If fever is considered as a mechanism for creating a thermal restriction zone in the host, then its protective properties against thermally intolerant microbes are immediately apparent. An analysis of the tolerance of fungal strains showed that in the region of 30–44°C, a one-degree increase in temperature was associated with inhibition of approximately 6% of fungal species, with the cumulative effect being such that the majority of fungal species cannot survive in mammalian temperatures [16]. Although comparable data on bacterial species is not available, the available evidence suggests that the majority of environmental bacteria would also find mammalian hosts a thermally restricted environment. For example, a survey of the thermal tolerances of marine bacteria revealed that the majority were inhibited by a temperature of 25°C, which is considerably cooler than mammalian temperatures [17]. It is noteworthy that mammals can differ significantly in their basal temperatures [18], and some, like rabbits, have basal temperatures of 39–40°C, which are thought to contribute to their high resistance to experimental fungal infection with Cryptococcus neoformans [19].

Focusing on fever as a mechanism for creating a thermally restrictive host also suggests another explanation for why it has been difficult to unequivocally establish a role for fever in mammalian host defense. In this regard, the majority of experimental work has focused on viruses and bacteria that are known mammalian pathogens and are thus already adapted to higher temperatures. For these microorganisms, the increase in temperature is not sufficient to create a thermally restrictive zone. For example, one of the most convincing experimental models suggesting a protective role for fever used intrathecal Streptococcus pneumoniae infection in mammals and demonstrated a reduction in growth, but there was still bacterial replication at the higher temperature, and this experiment could not control for effects of the drugs on host immunity independent of thermal effects [20]. Hence, the efficacy of fever as a defense mechanism may vary with the pathogenic microbe, and if that is the case, protective effects may be diluted away when the data are analyzed in aggregate.
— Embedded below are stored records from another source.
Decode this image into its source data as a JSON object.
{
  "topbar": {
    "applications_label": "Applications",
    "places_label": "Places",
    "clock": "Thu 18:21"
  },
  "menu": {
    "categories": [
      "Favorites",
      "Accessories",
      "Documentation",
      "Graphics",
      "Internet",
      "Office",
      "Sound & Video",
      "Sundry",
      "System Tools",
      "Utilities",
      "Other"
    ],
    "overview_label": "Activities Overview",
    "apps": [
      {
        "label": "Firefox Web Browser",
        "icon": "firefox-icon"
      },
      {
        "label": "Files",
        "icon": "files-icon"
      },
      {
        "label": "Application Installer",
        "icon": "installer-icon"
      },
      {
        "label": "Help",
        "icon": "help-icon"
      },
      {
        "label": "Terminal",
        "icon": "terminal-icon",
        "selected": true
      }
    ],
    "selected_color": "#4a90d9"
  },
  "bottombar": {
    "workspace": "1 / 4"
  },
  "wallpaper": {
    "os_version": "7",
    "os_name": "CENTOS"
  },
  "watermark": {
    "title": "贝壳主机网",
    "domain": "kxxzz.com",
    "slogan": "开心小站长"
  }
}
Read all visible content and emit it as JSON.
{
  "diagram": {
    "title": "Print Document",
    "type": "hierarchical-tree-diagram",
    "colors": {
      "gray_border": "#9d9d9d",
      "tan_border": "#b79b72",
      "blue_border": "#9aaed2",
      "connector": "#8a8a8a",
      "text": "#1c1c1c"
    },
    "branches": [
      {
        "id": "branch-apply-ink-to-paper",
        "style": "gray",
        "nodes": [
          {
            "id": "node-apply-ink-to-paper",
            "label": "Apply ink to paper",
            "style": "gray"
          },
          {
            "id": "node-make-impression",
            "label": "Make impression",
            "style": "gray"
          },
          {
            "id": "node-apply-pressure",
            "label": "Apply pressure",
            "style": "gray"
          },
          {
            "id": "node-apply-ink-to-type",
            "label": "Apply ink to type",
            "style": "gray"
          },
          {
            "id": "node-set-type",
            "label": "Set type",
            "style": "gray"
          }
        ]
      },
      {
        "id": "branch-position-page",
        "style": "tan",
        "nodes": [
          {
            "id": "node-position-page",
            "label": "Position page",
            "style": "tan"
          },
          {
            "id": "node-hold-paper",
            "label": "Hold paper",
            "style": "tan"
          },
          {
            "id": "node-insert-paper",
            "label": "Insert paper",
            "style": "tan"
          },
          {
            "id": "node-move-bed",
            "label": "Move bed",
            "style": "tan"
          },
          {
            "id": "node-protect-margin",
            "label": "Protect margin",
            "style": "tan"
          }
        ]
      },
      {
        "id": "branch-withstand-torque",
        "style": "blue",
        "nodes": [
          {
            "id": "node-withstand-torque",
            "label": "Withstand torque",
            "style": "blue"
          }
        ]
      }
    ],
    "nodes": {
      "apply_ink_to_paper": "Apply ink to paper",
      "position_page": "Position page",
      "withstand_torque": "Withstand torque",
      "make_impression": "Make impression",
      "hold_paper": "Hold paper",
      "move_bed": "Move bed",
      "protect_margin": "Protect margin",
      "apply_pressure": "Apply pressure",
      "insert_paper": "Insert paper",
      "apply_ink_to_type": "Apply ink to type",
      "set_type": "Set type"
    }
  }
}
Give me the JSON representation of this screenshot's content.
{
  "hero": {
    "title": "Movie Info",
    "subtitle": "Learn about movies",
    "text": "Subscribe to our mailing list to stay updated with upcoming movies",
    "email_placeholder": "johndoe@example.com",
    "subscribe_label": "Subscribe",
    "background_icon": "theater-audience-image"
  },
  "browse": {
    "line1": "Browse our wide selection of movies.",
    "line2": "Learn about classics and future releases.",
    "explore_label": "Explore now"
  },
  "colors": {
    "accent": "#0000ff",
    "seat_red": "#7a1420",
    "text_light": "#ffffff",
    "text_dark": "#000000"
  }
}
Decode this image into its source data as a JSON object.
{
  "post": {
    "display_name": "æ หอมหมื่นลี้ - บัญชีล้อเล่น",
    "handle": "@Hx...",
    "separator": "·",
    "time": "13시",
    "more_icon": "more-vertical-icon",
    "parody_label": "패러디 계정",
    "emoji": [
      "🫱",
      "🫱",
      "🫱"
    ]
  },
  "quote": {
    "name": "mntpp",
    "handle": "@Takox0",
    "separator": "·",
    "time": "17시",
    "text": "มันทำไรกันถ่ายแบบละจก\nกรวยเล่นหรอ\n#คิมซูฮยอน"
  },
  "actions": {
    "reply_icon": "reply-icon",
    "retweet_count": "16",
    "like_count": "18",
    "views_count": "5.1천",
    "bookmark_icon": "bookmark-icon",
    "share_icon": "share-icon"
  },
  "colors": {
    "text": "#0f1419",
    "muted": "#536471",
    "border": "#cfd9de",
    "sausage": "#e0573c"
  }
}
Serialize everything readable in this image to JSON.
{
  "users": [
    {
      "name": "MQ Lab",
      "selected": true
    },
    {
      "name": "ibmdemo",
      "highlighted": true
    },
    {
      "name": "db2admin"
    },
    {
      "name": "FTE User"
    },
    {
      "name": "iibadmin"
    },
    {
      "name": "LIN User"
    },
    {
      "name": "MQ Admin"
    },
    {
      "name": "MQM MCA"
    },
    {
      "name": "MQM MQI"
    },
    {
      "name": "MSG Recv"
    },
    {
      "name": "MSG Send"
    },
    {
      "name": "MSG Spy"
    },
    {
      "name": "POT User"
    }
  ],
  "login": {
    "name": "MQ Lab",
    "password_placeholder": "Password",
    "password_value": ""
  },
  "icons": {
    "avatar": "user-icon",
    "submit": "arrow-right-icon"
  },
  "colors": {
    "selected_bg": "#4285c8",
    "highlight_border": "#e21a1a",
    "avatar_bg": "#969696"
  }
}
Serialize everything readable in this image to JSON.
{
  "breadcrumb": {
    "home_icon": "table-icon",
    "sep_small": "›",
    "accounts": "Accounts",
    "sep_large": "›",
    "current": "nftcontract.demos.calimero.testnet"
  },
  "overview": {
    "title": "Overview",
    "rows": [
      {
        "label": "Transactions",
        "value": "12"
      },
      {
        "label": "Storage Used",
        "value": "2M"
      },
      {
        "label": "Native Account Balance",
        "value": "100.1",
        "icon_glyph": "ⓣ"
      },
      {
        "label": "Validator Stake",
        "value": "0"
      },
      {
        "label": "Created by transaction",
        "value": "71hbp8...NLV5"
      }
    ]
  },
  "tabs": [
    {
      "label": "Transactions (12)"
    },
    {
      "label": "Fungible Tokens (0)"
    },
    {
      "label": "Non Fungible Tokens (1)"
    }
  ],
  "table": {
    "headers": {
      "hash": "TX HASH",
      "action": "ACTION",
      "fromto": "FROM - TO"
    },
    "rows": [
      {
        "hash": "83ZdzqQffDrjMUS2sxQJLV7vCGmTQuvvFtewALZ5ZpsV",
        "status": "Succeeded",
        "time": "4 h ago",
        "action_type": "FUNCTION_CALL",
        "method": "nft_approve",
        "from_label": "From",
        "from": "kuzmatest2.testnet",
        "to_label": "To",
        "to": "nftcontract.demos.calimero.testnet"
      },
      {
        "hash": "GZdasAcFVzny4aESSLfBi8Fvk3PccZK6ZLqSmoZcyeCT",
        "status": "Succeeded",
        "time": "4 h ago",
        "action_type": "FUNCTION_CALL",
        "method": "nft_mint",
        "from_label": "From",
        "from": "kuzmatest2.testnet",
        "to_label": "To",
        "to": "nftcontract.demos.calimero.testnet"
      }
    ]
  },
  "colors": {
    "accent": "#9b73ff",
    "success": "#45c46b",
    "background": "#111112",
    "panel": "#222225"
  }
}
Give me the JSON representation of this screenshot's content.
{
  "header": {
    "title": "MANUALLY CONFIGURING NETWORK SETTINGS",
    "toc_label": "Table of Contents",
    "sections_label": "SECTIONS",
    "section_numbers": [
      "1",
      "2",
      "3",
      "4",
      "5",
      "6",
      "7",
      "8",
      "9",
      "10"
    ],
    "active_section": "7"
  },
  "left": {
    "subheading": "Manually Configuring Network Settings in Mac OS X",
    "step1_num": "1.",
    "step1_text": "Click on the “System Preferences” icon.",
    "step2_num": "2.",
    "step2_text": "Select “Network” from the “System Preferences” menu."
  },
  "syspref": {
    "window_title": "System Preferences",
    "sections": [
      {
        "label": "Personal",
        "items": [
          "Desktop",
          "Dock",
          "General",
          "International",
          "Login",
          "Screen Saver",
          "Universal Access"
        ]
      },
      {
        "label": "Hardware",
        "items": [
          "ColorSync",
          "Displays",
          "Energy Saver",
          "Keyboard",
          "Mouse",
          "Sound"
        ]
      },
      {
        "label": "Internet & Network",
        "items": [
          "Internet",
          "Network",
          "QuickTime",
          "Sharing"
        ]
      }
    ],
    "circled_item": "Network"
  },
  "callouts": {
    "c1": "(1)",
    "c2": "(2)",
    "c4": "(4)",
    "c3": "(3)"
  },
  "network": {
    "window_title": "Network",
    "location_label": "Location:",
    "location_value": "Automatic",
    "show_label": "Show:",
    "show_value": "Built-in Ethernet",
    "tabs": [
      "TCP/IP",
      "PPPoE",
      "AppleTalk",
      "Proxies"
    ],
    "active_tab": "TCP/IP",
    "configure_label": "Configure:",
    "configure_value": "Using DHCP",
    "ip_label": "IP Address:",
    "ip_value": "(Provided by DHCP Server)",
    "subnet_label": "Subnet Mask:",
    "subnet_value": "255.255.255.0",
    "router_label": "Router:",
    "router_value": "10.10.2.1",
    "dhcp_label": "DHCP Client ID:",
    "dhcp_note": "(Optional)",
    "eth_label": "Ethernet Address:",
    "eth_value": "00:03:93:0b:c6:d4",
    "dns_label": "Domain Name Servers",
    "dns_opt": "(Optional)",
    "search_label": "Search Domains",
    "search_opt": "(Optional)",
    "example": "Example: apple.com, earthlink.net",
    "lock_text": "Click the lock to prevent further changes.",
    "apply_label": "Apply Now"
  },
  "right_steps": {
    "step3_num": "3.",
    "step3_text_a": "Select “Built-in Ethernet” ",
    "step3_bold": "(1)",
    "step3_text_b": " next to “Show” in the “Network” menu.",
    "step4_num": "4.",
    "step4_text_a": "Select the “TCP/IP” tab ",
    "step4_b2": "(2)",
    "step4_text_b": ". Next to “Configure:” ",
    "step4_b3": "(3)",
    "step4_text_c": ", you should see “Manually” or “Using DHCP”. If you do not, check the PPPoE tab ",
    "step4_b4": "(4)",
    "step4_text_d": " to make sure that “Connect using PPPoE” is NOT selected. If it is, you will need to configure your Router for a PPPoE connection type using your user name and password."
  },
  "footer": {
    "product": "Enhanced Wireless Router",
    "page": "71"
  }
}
In summary, viewing fever as a host response that increases its thermal restriction provides another way to approach the contribution of fever to host defense. The concept of thermal restriction is obvious but does not seem to have taken a hold in the zeitgeist, probably because investigators are more focused on thermal effects on the immune system. In this regard, fever has protean effects on the immune system that in aggregate are likely to help the host control infection [21,22]. The secretion of pyrogenic cytokines in response to infection can enhance local immune responses, and the resultant fever responses are associated with enhanced neutrophil oxidative burst and migration into infected tissues [21]. Most infectious diseases today are acquired from other mammalian hosts, and thus the microbe arrives at the new host already acclimated to the temperature span included by a fever response. However, this was probably not always the case in the evolution of our species. Solitary mammals and those that live in small groups may have faced a greater threat from environmental microbes than from other mammal-adapted microbes, and if this was the case, the higher thermal restriction caused by a fever response would have provided considerable protection. Perhaps it is time to re-evaluate the beneficial effects of fever in light of the thermal tolerance of the offending microbe. The concept of host thermal restriction is also important as we explore space and come to appreciate concerns about microbial threats from exobiology. For example, any microbial life on Mars is almost certainly cold-adapted relative to life on balmy earth and, as such, is unlikely to pose a threat to mammals. On the other hand, any Venusian microbial life would be hot-adapted and presumably could pose a greater threat to mammals, as the thermal restriction would not be sufficient to inhibit it. Viewed from the prism of endothermy and fever, warmer worlds containing microbial life are potentially more dangerous than colder worlds.